Here are things I haven’t written about:
- My trip to Burlington, Vermont in early March to see my old friend Eric Lazarus, pictured here sitting on his couch
- my trip to Hawaii for a La Quinta conference in February, and
- my trip last week to the Schantz Organ Company in Orrville, Ohio, a family business I’m considering for the nucleus of a possible book.
- Eric at home in Burlington, Vermont
- February in Honolulu
- Schantz Organ chief Vic Schantz
Writing a book is a commitment of time and thought and sweat, so I want to make sure that a book I write has an audience, fills a need—and tells a good story I want to tell.
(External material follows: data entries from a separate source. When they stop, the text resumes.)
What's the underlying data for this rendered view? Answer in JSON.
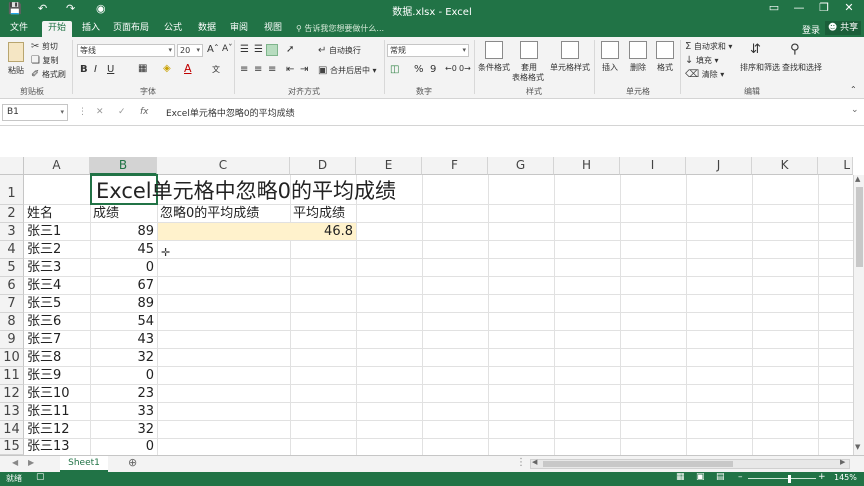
{
  "titlebar": {
    "title": "数据.xlsx - Excel",
    "save_icon": "save-icon",
    "undo_icon": "undo-icon",
    "redo_icon": "redo-icon",
    "camera_icon": "camera-icon"
  },
  "tabs": [
    {
      "label": "文件"
    },
    {
      "label": "开始"
    },
    {
      "label": "插入"
    },
    {
      "label": "页面布局"
    },
    {
      "label": "公式"
    },
    {
      "label": "数据"
    },
    {
      "label": "审阅"
    },
    {
      "label": "视图"
    }
  ],
  "tell_me": "告诉我您想要做什么...",
  "login": "登录",
  "share": "共享",
  "ribbon": {
    "clipboard": {
      "paste": "粘贴",
      "cut": "剪切",
      "copy": "复制",
      "format_painter": "格式刷",
      "label": "剪贴板"
    },
    "font": {
      "name": "等线",
      "size": "20",
      "bold": "B",
      "italic": "I",
      "underline": "U",
      "label": "字体"
    },
    "alignment": {
      "wrap": "自动换行",
      "merge": "合并后居中",
      "label": "对齐方式"
    },
    "number": {
      "format": "常规",
      "percent": "%",
      "comma": "9",
      "label": "数字"
    },
    "styles": {
      "conditional": "条件格式",
      "table": "套用",
      "table2": "表格格式",
      "cell_styles": "单元格样式",
      "label": "样式"
    },
    "cells": {
      "insert": "插入",
      "delete": "删除",
      "format": "格式",
      "label": "单元格"
    },
    "editing": {
      "autosum": "自动求和",
      "fill": "填充",
      "clear": "清除",
      "sort": "排序和筛选",
      "find": "查找和选择",
      "label": "编辑"
    }
  },
  "formula_bar": {
    "name_box": "B1",
    "content": "Excel单元格中忽略0的平均成绩"
  },
  "columns": [
    "A",
    "B",
    "C",
    "D",
    "E",
    "F",
    "G",
    "H",
    "I",
    "J",
    "K",
    "L"
  ],
  "rows": [
    "1",
    "2",
    "3",
    "4",
    "5",
    "6",
    "7",
    "8",
    "9",
    "10",
    "11",
    "12",
    "13",
    "14",
    "15"
  ],
  "cells": {
    "title": "Excel单元格中忽略0的平均成绩",
    "header_name": "姓名",
    "header_score": "成绩",
    "header_avg_ignore": "忽略0的平均成绩",
    "header_avg": "平均成绩",
    "avg_value": "46.8",
    "names": [
      "张三1",
      "张三2",
      "张三3",
      "张三4",
      "张三5",
      "张三6",
      "张三7",
      "张三8",
      "张三9",
      "张三10",
      "张三11",
      "张三12",
      "张三13"
    ],
    "scores": [
      "89",
      "45",
      "0",
      "67",
      "89",
      "54",
      "43",
      "32",
      "0",
      "23",
      "33",
      "32",
      "0"
    ]
  },
  "sheet_tab": "Sheet1",
  "status": {
    "ready": "就绪",
    "zoom": "145%"
  },
  "colors": {
    "excel_green": "#217346",
    "highlight": "#fff2cc"
  }
}
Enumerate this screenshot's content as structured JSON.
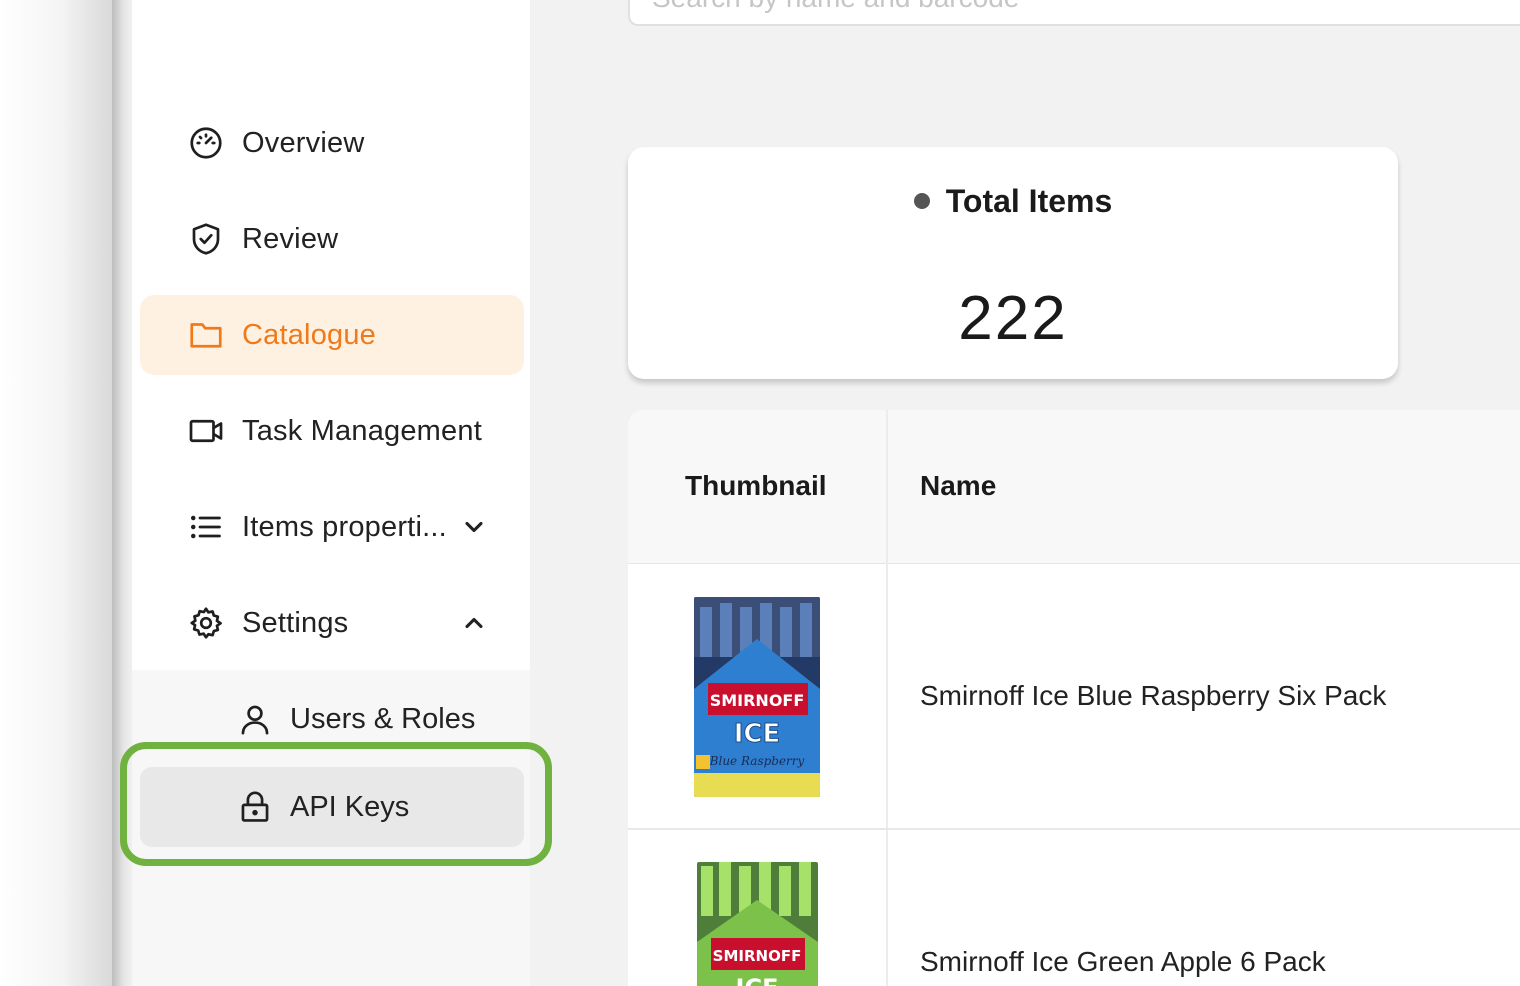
{
  "search": {
    "placeholder": "Search by name and barcode"
  },
  "sidebar": {
    "items": [
      {
        "label": "Overview",
        "icon": "gauge-icon"
      },
      {
        "label": "Review",
        "icon": "shield-check-icon"
      },
      {
        "label": "Catalogue",
        "icon": "folder-icon",
        "active": true
      },
      {
        "label": "Task Management",
        "icon": "video-camera-icon"
      },
      {
        "label": "Items properti...",
        "icon": "list-icon",
        "expandable": "collapsed"
      },
      {
        "label": "Settings",
        "icon": "gear-icon",
        "expandable": "expanded"
      }
    ],
    "settings_sub": [
      {
        "label": "Users & Roles",
        "icon": "user-icon"
      },
      {
        "label": "API Keys",
        "icon": "lock-icon",
        "selected": true
      }
    ]
  },
  "stat": {
    "title": "Total Items",
    "value": "222"
  },
  "table": {
    "columns": [
      "Thumbnail",
      "Name"
    ],
    "rows": [
      {
        "name": "Smirnoff Ice Blue Raspberry Six Pack",
        "thumb_brand": "SMIRNOFF",
        "thumb_product": "ICE",
        "thumb_flavor": "Blue Raspberry",
        "thumb_color": "#2f7fd1"
      },
      {
        "name": "Smirnoff Ice Green Apple 6 Pack",
        "thumb_brand": "SMIRNOFF",
        "thumb_product": "ICE",
        "thumb_color": "#7cc24a"
      }
    ]
  },
  "colors": {
    "accent": "#f07a1a",
    "active_bg": "#fff1e2",
    "highlight": "#6fb23f"
  }
}
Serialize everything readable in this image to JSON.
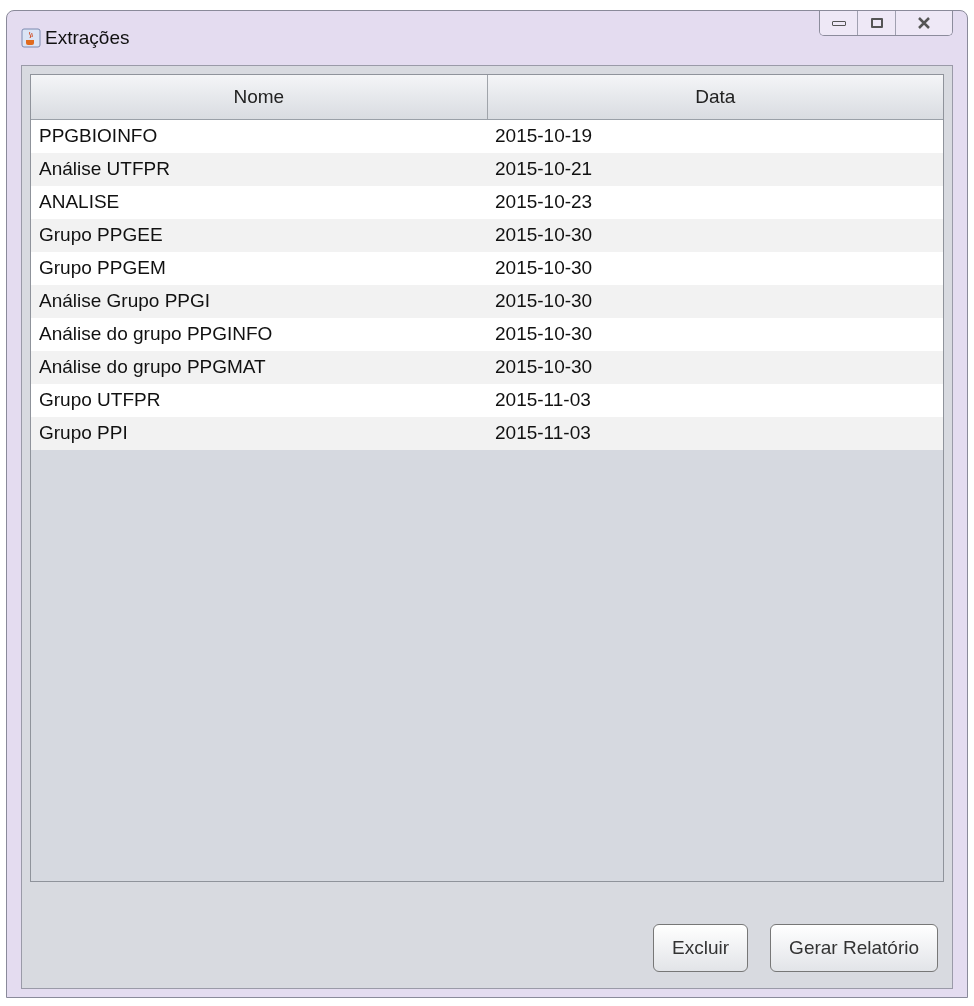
{
  "window": {
    "title": "Extrações"
  },
  "table": {
    "columns": [
      "Nome",
      "Data"
    ],
    "rows": [
      {
        "cells": [
          "PPGBIOINFO",
          "2015-10-19"
        ]
      },
      {
        "cells": [
          "Análise UTFPR",
          "2015-10-21"
        ]
      },
      {
        "cells": [
          "ANALISE",
          "2015-10-23"
        ]
      },
      {
        "cells": [
          "Grupo PPGEE",
          "2015-10-30"
        ]
      },
      {
        "cells": [
          "Grupo PPGEM",
          "2015-10-30"
        ]
      },
      {
        "cells": [
          "Análise Grupo PPGI",
          "2015-10-30"
        ]
      },
      {
        "cells": [
          "Análise do grupo PPGINFO",
          "2015-10-30"
        ]
      },
      {
        "cells": [
          "Análise do grupo PPGMAT",
          "2015-10-30"
        ]
      },
      {
        "cells": [
          "Grupo UTFPR",
          "2015-11-03"
        ]
      },
      {
        "cells": [
          "Grupo PPI",
          "2015-11-03"
        ]
      }
    ]
  },
  "buttons": [
    "Excluir",
    "Gerar Relatório"
  ]
}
I think the Schantz-centered book has those elements: It would be about a fourth-generation, continuously family-owned business that has been one of the pillars of its community for more than 125 years (Orrville’s also home to Smucker’s). So it would be about family values, faith, and tradition.
Orrville is in Wayne County, which, like Holmes County to the south, is known for its Amish and Mennonite populations. These rural counties feature fast tracts of farmland, landscapes where you can see an Amish father and his son tilling the field with mechanical implements (the Amish don’t use electricity). Word is some of these people are very rich, which can happen if you work sunup to sundown, your crops fetch a tidy yield, your kids are home-schooled, and you buy only what you need. Vic Schantz, president of Schantz Organ, tells me it’s about keeping life simple. The society in Orrville (and to a greater extent, among the Amish and their more conventionally attired relatives, the Mennonites) is to a great degree closed. Not only does that preserve traditions and provide cultural continuity, it to some extent immunizes the area from the economic downturn affecting more urban populations.
I’m thinking this would be great material for a university press, but I’d like to think wider. I believe there’s a big picture here, and I want feedback. Would you read a book about family business and family values? Should it include “lessons” on how to run a business? I think not. I think stories about business successes, from a largely rural, faith-based point of view, will resonate on their own. I need input.